Or at least part of me.
And here is my T-shirt.
I know full well that it is (slightly) pathetic and desperate to put your name on a T-shirt, but I don't care. I bought two of these, one for me, one for The Brother. My plan was for the two of us to wear them to work. (He works at the pub with me. In fact he is my boss, which he loves as he's the younger one and doesn't often get Power.)
But he said we weren't allowed.
We had to wear our Official Wetherspoons Dulliforms. So I was upset and a little relieved because wearing it in public was actually becoming more and more worrying. Besides wearing a t-shirt with my name on the back felt a little, well, crude I suppose. A bit up myself. I mean, I am a bit up my self, I was tempted to comment on the fact that the photo doesn't show off my wonderful bum, but again - that would be very arrogant of me wouldn't it? The point is is that I don't want everyone to know how arrogant I am. I have a bit of shy thing going on. For no particular reason.

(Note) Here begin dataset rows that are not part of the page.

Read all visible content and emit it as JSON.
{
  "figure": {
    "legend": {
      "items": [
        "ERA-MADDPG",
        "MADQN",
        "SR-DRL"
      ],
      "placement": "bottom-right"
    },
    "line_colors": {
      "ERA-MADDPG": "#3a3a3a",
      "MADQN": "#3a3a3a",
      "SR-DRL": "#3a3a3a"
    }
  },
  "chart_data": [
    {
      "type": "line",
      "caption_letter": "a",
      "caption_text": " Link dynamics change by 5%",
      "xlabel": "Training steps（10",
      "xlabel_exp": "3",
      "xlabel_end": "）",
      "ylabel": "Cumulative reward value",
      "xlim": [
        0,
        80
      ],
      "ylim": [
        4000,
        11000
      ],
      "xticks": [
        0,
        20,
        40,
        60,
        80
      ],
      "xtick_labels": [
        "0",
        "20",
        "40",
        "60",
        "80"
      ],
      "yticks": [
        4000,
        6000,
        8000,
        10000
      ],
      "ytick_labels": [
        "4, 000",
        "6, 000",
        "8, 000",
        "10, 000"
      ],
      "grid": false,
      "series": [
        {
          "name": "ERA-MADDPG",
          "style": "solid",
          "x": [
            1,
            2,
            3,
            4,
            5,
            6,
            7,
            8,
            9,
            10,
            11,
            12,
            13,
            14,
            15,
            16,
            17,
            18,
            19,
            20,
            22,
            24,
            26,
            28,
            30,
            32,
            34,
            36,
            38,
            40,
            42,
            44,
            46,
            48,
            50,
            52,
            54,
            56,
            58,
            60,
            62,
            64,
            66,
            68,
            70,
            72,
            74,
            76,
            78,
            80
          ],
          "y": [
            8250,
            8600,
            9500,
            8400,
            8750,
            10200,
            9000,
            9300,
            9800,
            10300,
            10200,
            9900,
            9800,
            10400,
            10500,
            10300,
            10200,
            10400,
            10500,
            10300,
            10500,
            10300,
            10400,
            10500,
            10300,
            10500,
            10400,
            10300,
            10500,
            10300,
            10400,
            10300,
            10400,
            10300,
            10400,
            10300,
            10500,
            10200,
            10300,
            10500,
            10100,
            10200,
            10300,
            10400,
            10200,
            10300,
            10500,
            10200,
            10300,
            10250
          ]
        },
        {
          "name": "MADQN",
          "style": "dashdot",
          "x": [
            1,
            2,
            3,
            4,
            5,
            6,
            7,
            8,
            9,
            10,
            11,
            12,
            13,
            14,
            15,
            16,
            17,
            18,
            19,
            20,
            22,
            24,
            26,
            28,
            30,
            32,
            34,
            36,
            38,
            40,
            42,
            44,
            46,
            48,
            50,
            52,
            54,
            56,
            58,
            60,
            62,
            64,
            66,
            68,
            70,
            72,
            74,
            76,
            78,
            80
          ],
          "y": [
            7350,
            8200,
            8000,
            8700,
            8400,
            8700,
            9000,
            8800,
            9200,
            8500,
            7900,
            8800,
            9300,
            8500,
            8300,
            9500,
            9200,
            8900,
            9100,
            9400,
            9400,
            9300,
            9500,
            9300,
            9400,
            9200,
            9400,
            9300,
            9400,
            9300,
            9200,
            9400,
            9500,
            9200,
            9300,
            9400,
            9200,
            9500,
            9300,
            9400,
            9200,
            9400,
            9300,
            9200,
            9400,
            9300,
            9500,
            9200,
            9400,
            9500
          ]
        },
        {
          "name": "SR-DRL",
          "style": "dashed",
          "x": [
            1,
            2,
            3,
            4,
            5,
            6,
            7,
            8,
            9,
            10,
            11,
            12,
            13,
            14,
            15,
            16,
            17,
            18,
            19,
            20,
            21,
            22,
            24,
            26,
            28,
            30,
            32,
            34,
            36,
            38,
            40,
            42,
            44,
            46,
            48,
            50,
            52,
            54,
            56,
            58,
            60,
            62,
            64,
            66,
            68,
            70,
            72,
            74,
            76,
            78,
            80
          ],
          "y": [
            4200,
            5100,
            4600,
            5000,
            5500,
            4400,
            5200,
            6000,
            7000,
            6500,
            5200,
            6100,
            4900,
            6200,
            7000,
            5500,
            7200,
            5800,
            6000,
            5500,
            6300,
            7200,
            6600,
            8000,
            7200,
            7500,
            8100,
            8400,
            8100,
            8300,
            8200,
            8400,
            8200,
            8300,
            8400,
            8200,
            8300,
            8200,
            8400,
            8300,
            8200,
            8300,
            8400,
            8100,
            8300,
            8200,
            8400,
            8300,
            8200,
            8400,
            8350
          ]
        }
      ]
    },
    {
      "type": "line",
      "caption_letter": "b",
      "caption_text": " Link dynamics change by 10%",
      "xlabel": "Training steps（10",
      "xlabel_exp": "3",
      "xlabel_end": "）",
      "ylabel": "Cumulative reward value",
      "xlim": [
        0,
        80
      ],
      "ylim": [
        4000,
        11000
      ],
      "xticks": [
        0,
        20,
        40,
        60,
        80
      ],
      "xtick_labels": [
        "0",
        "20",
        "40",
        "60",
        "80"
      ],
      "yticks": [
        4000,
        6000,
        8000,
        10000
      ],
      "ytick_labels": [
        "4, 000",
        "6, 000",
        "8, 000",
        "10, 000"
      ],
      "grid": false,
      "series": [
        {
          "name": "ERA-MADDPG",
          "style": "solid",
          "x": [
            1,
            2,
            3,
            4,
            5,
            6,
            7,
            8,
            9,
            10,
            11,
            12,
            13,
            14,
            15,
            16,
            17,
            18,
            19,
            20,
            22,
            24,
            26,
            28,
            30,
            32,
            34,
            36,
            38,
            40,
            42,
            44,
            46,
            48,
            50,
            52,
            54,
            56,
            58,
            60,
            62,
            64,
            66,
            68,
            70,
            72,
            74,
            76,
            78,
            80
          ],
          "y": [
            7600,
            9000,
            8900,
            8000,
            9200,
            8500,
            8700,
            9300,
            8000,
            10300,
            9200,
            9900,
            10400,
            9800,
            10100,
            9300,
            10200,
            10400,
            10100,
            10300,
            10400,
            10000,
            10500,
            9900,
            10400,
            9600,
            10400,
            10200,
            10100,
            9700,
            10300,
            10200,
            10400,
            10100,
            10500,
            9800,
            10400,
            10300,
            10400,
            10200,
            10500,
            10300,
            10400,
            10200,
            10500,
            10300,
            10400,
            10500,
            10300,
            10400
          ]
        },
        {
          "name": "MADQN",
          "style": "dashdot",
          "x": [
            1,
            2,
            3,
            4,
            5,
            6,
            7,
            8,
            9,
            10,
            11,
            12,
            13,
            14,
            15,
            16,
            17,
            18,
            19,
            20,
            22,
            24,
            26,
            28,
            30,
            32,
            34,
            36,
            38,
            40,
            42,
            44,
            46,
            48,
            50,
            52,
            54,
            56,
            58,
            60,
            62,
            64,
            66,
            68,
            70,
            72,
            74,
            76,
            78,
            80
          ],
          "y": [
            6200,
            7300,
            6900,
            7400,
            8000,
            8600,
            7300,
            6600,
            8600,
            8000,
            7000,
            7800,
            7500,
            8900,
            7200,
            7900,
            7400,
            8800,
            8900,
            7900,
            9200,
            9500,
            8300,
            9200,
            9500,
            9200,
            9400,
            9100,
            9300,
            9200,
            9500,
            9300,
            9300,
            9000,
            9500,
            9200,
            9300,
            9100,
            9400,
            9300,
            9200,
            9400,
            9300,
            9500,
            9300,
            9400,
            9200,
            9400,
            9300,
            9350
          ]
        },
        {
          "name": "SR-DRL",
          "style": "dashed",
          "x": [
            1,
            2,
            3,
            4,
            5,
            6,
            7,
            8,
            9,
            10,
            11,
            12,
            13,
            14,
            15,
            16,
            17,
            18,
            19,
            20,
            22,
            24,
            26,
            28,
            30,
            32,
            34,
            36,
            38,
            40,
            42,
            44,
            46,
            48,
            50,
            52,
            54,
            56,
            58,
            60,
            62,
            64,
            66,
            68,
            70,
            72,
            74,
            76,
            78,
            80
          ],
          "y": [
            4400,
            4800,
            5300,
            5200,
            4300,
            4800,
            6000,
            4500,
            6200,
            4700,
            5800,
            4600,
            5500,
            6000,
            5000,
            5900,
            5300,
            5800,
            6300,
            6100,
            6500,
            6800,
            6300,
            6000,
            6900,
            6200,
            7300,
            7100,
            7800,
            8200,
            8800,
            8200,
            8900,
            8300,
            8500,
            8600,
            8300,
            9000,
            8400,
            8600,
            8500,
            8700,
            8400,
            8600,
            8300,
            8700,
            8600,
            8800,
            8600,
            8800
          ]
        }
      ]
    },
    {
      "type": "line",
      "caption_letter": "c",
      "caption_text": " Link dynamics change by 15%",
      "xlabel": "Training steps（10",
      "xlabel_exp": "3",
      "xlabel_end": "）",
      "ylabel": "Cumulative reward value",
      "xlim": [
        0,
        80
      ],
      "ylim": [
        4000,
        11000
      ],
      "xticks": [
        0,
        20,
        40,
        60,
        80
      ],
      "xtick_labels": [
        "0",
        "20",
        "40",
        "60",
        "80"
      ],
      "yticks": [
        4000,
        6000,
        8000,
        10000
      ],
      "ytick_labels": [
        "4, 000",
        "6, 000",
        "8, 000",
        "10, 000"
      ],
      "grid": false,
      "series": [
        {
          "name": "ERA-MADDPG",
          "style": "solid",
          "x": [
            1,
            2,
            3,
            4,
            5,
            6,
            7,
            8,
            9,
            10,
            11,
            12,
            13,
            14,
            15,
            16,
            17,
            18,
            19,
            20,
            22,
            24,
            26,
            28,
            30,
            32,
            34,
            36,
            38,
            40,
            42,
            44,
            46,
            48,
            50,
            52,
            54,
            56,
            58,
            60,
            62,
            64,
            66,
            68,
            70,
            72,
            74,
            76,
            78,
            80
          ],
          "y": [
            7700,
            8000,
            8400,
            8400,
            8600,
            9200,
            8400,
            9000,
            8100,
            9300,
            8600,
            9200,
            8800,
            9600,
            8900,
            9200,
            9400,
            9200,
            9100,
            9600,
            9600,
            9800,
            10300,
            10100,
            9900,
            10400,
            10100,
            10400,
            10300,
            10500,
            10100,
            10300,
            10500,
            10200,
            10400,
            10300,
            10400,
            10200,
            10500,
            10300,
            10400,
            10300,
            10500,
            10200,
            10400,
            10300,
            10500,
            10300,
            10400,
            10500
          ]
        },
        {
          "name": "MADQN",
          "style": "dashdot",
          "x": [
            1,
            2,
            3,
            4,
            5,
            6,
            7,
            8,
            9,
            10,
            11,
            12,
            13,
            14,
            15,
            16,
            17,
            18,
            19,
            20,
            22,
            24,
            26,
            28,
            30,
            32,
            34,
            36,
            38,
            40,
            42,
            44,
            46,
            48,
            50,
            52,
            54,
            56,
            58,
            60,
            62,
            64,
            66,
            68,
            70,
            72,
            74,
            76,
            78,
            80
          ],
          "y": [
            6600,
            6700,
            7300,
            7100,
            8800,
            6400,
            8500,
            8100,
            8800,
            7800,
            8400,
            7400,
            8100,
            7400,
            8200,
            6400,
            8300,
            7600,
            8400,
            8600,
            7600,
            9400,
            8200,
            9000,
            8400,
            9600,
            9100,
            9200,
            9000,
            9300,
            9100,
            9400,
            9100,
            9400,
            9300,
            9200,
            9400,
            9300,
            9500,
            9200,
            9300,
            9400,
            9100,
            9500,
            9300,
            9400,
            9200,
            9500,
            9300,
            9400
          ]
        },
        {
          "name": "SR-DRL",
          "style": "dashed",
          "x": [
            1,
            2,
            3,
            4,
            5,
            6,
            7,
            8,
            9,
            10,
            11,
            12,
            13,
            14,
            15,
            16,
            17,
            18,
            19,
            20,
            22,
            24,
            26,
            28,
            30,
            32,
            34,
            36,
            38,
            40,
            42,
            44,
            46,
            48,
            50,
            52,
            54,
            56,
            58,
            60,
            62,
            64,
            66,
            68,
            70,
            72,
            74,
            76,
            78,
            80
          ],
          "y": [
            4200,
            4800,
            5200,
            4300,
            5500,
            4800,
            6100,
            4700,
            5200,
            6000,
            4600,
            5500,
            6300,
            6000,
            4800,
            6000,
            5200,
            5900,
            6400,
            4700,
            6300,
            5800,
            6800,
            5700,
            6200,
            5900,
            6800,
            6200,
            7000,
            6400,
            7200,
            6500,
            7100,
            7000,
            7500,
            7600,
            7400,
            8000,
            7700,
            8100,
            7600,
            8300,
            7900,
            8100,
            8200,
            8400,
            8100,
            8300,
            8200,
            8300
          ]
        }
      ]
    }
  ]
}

Slightly relieved that I couldn't wear it to work I put my dressing gown and tried to write. But The Brother had other plans.
So we went to work early.
In our T shirts.
And pulled poses, like the one above - which is not at all a girlie pose, Caroline, it is,in fact, a super hero pose and one which Disco Kettle taught me. Although I will admit that he does it better than me - for an hour. Much to The Brother's delight I pulled my poses going redder and redder and redder.
But women did come up and stroke me. Which, of course, made me go a very deep scarlet colour.
So now you know, and, as a bonus, you can go and practice your own super hero poses. Which are in no way girlie.